Just to get this out of the way, i’m not ranting (much), and let’s get the petty squabbles of the “if I earn as much as you, i’ll have 10 kids” argument. I’m simply stating my point of view, my predicament, and why married couples in their approaching-mid-30s stage are hesitant to have a child.

(Disclaimer: I am currently trying for a kid. So my lack of kid is not for a lack of trying.)

My wife and I are firmly entrenched in the sandwich class. Not too poor to live hand-to-mouth, but certainly not too rich to indulge in goat’s milk baths. We indulge in movies, have the occasional nice meal on anniversaries, and take the public transport. Your average worker bee.

We live in our own 5-room HDB (which we’ll be paying for till 2038), and while we would like to own a car so travelling is easier (especially when you have a kid and have tons of kid-things in tow), we also think its crazy to lay 90,000 good money for a piece of paper that says you may now proceed to buy a car.

While Singapore Inc strives to achieve greater and higher economic success year on year, so have our employers’ expectations of us. Outwardly, while they smile and say “hey, take all the maternity leave you want”, we all know they’re secretly interviewing 2 or 3 foreign imports (talent, I think, is too strong a word for them) who are willing to do more for less (because “currencies” and “its only for a couple of years”).

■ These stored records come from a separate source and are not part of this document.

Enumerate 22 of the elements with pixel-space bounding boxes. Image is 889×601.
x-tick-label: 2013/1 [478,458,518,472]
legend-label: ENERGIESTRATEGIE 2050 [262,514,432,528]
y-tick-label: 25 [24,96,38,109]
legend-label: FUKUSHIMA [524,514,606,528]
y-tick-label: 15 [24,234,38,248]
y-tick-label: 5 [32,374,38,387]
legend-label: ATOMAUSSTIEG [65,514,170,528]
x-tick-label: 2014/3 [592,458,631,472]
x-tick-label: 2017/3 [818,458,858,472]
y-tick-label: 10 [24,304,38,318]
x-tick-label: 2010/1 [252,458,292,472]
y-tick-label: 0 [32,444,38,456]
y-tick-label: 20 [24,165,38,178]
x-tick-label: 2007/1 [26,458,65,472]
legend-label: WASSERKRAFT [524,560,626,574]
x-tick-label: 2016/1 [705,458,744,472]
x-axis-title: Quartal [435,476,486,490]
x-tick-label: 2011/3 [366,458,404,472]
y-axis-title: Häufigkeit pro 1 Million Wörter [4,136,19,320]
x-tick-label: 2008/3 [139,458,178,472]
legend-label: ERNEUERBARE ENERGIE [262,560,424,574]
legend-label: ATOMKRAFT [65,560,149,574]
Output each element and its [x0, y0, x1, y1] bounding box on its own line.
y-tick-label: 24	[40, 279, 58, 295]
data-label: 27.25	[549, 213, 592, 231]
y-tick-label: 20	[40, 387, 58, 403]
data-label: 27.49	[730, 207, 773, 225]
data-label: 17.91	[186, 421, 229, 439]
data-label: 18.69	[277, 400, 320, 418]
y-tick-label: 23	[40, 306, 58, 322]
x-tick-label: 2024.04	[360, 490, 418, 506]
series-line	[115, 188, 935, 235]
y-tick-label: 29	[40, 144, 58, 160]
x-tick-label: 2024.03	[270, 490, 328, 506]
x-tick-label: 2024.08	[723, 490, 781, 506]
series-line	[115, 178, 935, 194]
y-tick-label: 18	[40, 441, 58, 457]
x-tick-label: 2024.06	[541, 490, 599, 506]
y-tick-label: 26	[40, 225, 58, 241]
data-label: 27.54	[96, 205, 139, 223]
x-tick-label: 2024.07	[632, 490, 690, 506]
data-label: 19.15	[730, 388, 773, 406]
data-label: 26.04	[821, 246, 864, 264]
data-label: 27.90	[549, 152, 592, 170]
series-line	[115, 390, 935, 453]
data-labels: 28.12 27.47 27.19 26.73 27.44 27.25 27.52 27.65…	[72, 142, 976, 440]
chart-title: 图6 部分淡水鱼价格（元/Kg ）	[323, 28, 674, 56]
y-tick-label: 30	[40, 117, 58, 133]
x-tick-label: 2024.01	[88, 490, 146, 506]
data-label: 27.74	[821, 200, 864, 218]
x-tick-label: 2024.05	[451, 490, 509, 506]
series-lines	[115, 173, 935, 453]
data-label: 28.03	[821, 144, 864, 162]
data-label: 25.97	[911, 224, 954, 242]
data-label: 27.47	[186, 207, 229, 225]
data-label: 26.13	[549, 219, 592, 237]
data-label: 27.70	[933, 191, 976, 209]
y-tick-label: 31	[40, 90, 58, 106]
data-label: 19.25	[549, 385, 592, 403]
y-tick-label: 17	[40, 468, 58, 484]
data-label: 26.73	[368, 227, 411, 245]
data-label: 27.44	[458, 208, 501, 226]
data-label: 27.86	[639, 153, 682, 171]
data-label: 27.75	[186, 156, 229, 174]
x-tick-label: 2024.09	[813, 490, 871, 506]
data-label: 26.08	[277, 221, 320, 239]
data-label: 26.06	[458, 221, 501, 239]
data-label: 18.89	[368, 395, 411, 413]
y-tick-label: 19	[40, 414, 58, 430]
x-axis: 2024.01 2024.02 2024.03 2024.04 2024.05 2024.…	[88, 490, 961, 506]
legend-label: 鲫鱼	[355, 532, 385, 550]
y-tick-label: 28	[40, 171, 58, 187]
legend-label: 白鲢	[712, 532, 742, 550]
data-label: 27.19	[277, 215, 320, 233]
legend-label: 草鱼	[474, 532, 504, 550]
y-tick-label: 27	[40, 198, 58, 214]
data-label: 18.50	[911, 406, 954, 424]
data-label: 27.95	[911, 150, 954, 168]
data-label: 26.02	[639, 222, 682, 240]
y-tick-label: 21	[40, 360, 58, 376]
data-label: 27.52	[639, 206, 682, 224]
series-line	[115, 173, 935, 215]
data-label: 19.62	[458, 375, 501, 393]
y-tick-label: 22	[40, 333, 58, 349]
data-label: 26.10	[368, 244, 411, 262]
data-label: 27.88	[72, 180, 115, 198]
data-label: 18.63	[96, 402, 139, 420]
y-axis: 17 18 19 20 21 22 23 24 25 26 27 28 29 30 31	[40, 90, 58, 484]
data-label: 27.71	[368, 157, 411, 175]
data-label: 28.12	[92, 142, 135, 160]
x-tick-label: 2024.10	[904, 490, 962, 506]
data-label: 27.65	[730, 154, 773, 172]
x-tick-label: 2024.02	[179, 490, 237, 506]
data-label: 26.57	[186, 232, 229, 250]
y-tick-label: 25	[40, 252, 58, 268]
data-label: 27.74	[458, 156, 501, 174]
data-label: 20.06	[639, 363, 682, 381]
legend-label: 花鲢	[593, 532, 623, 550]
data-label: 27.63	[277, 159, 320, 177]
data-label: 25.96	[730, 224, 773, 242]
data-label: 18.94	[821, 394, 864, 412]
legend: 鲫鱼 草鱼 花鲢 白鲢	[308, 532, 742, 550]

So, we need to be more efficient and productive at work whilst looking over our shoulders in fear of losing out to cheaper alternatives, generally work longer hours, and yet, when we get home, still need to get in the mood for baby-making? Truth be told, I get a shiver of dread, and I swear I can feel an incremental turn of the vice on my migraine each time my work-blackberry vibrates.

We’re already lamenting a lack of time spent as husband and wife. When a kid comes along, that’s just going to morph into fathering and mothering duty time.

Don’t get me wrong. I do want to have a kid (2 is simply too expensive), I’m just saying its too easy to see why people wouldn’t.

Elaine Ee makes some very good points in her article. She points out a few key aspects that needs to be changed. Better work-life balance, a more affordable everything, and a collective change in the government’s policy of running a nation like a corporation.

She says:

“What we need now is the political will to make some of these changes – at a deep, cultural level. Not a lecture on how people need to change their attitudes towards marriage and parenthood, and have babies to serve their nation—because no one on earth will have a baby for that reason.

So, he says we’ll have enormous problems if we don’t pro-create. I say we have some garnishing to prepare before we even try to fry that fish.